7. Verzoeker 2 legt in zijn klacht de nadruk op het stopzetten van het project en dat daarbij niet conform de consortiumovereenkomst is gehandeld. Hij betoogt dat een bestuurder die de consortiumovereenkomst mede heeft ondertekend niet heeft toegezien op naleving daarvan, ook niet toen deze per e-mail is geïnformeerd over het feit dat de overeenkomst niet werd nageleefd.
CWI-advies
8. De CWI stelt voorop dat zij niet gaat over de zorgplichten van de instelling (zorgplichten zijn uitgezonderd van de klachtmogelijkheid) en ook niet over eventuele contractbreuk (de consortiumovereenkomst-gerelateerde klachtonderdelen) rondom stopzetten van het onderzoeksproject. De CWI heeft de klacht daarom in zoverre niet inhoudelijk behandeld.
9. De CWI heeft het klachtonderdeel over de subsidieaanvraag en de informatie die daarin is verstrekt over de sensorchip wel inhoudelijk beoordeeld en een deskundige ingeschakeld. Deze moest kort gezegd de vraag beantwoorden of de sensorchip zich bij aanvang van het onderzoeksproject in het technische stadium bevond dat in de subsidieaanvraag werd vermeld. Volgens de deskundige was dit niet het geval; hij onderschreef daarmee in de kern de bevindingen uit het rapport dat Verzoeker 1 als bijlage bij zijn klacht had gevoegd. Op basis van het deskundigenoordeel overweegt de CWI dat Saxion geen wetenschappelijk bewijs / voldoende validering kon leveren voor een sensorchip die werkt als basis voor het onderzoeksproject. Door dit gedrag zijn de principes en normen 3, 5, 15, 16, 17 en 23 uit de Nederlandse gedragscode wetenschappelijke integriteit 2018 (hierna: gedragscode) volgens de CWI in het geding geraakt. Dit kan, aldus de CWI, niet eenduidig aan het handelen van één persoon worden gekoppeld en eerder worden toegeschreven aan de resultante van een collectief proces binnen Saxion en tussen Saxion en overige consortiumpartners. De CWI rekent Saxion aan dat zij op een te wankele basis een projectaanvraag heeft ingediend. Tegelijk hadden ook Verzoekers als consortiumpartners scherper moeten zijn. Alle betrokken partners zijn tekortgeschoten, aldus de CWI. Geen van hen had mogen aannemen dat er een werkende sensorchip was zonder dit te verifiëren of naar verificatie te vragen. De CWI heeft gesignaleerd dat in het project verschillende specialistische vak- en onderzoeksgebieden samenkomen, maar dat geen van de betrokken personen een totaaloverzicht had. Er werd op vertrouwd dat de bijdragen van anderen valide, betrouwbaar en in lijn met de projectambities waren. De CWI ziet onvoldoende (kritische) communicatie op dit punt. Er is ten onrechte geen risicoanalyse uitgevoerd bij de start van het project. De CWI acht de klachten van beide klagers over schendingen van de wetenschappelijke integriteit jegens individuele onderzoekers ongegrond.

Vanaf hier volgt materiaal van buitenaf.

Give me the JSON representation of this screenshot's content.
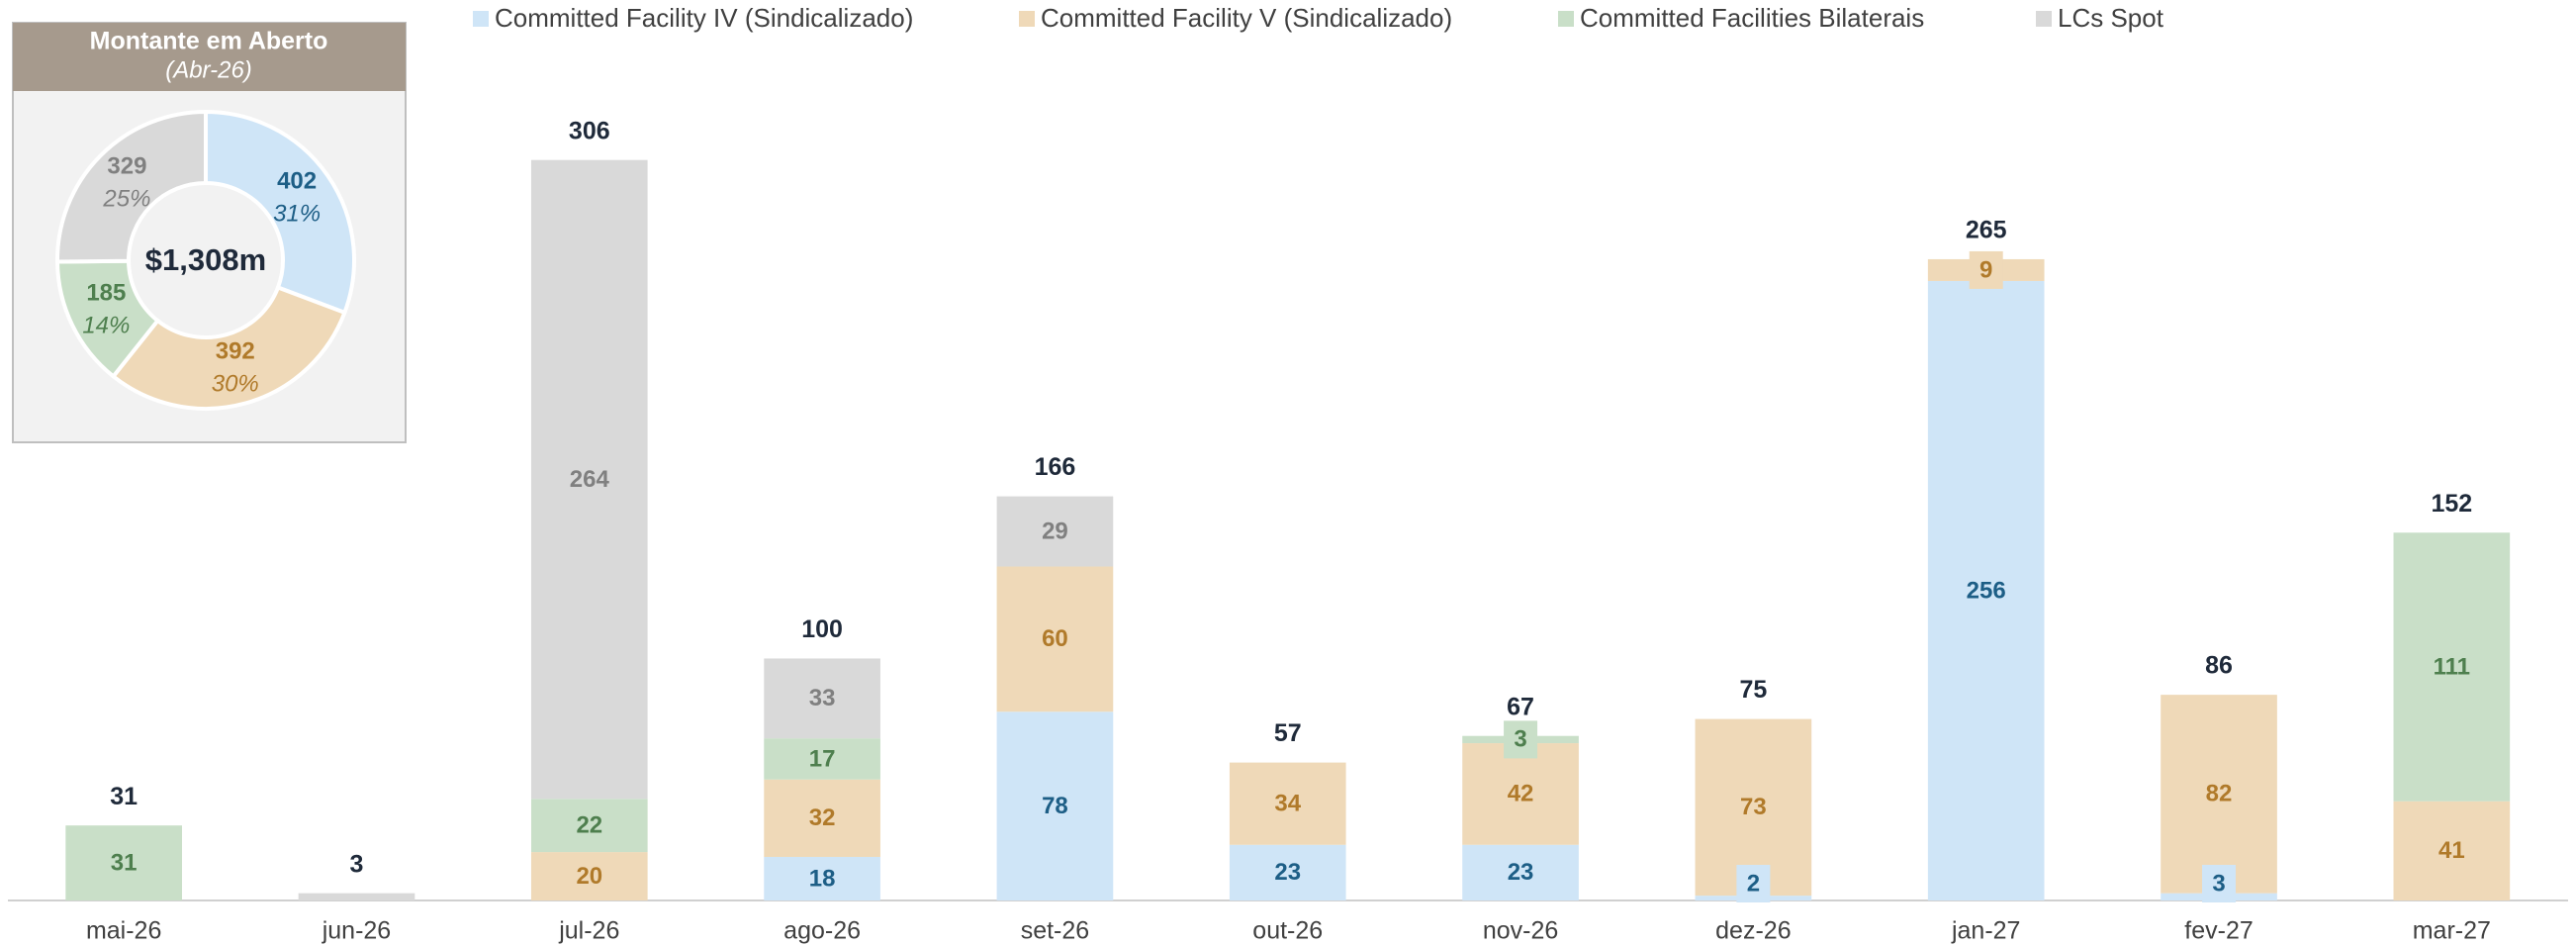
{
  "chart_data": [
    {
      "type": "bar",
      "stacked": true,
      "categories": [
        "mai-26",
        "jun-26",
        "jul-26",
        "ago-26",
        "set-26",
        "out-26",
        "nov-26",
        "dez-26",
        "jan-27",
        "fev-27",
        "mar-27"
      ],
      "series": [
        {
          "name": "Committed Facility IV (Sindicalizado)",
          "color": "#cfe5f7",
          "label_color": "#1d5e86",
          "values": [
            null,
            null,
            null,
            18,
            78,
            23,
            23,
            2,
            256,
            3,
            null
          ]
        },
        {
          "name": "Committed Facility V (Sindicalizado)",
          "color": "#efd9b8",
          "label_color": "#b07a2a",
          "values": [
            null,
            null,
            20,
            32,
            60,
            34,
            42,
            73,
            9,
            82,
            41
          ]
        },
        {
          "name": "Committed Facilities Bilaterais",
          "color": "#c9dfc8",
          "label_color": "#4e7f4e",
          "values": [
            31,
            null,
            22,
            17,
            null,
            null,
            3,
            null,
            null,
            null,
            111
          ]
        },
        {
          "name": "LCs Spot",
          "color": "#d9d9d9",
          "label_color": "#808080",
          "values": [
            null,
            3,
            264,
            33,
            29,
            null,
            null,
            null,
            null,
            null,
            null
          ],
          "value_labels": [
            null,
            null,
            "264",
            "33",
            "29",
            null,
            null,
            null,
            null,
            null,
            null
          ]
        }
      ],
      "totals": [
        31,
        3,
        306,
        100,
        166,
        57,
        67,
        75,
        265,
        86,
        152
      ],
      "ylim": [
        0,
        330
      ],
      "grid": false,
      "legend": "top"
    },
    {
      "type": "pie",
      "donut": true,
      "title": "Montante em Aberto",
      "subtitle": "(Abr-26)",
      "center_label": "$1,308m",
      "values": [
        402,
        392,
        185,
        329
      ],
      "percent_labels": [
        "31%",
        "30%",
        "14%",
        "25%"
      ],
      "colors": [
        "#cfe5f7",
        "#efd9b8",
        "#c9dfc8",
        "#d9d9d9"
      ],
      "label_colors": [
        "#1d5e86",
        "#b07a2a",
        "#4e7f4e",
        "#808080"
      ]
    }
  ]
}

10. De CWI adviseert om, al dan niet onder begeleiding van een mediator, met Verzoekers en met de binnen Saxion betrokken personen het gesprek aan te gaan om de gang van zaken te evalueren, eventueel voorafgegaan door een grondige interne evaluatie.
11. De CWI adviseert ook om na te gaan op welke punten en met welke procedures het kwaliteitszorgsysteem voor onderzoek verbetering / aanvulling behoeft met het oog op complexe projecten zoals het project dat in deze casus centraal staat.

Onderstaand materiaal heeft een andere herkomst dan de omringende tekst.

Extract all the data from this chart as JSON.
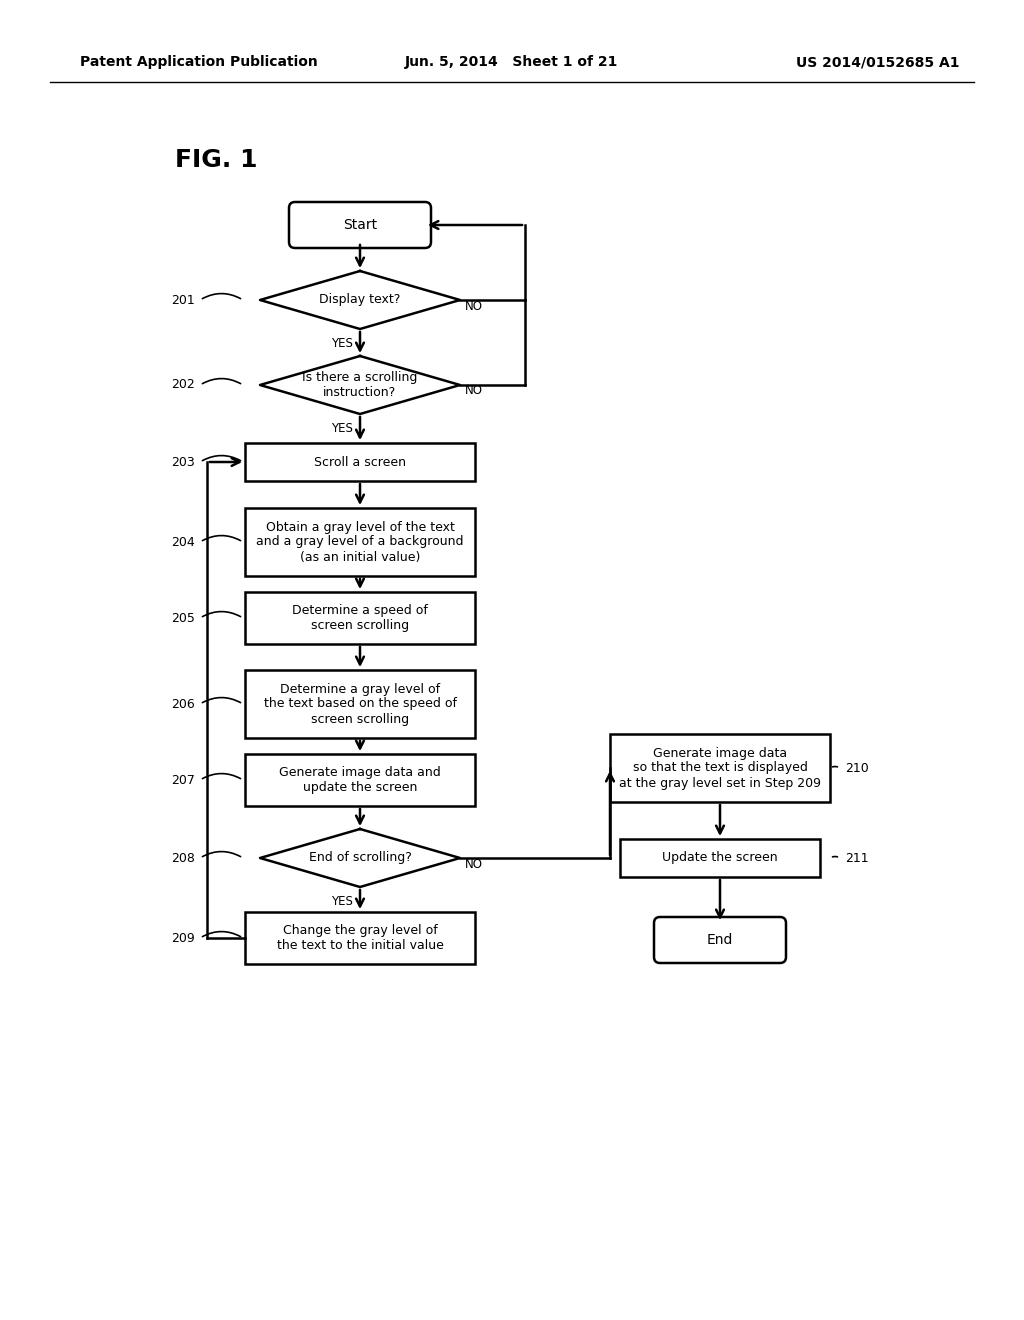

12. De CWI adviseert tot slot om te bezien of er mogelijkheden zijn om eerder en laagdrempelig signalen van onregelmatigheden te laten onderzoeken, bijvoorbeeld door een CWI.
Voorlopig oordeel
13. De RvT komt tot het voorlopige oordeel dat er ten aanzien van de binnen Saxion betrokken personen, voor zover zij als beklaagde moeten worden beschouwd, geen sprake is van schending van de wetenschappelijke integriteit. Conform het CWI-advies zal de RvT het CvB vragen om een procesevaluatie uit te voeren en te bezien of er binnen Saxion in vergelijkbare projecten verbeteringen mogelijk zijn op het gebied van wetenschappelijke integriteit. Het advies om een CWI eerder en laagdrempeliger signalen van onregelmatigheden te laten onderzoeken, neemt de RvT niet over omdat dit volgens de RvT niet in lijn is met de rol en bevoegdheden van een CWI op basis van de gedragscode.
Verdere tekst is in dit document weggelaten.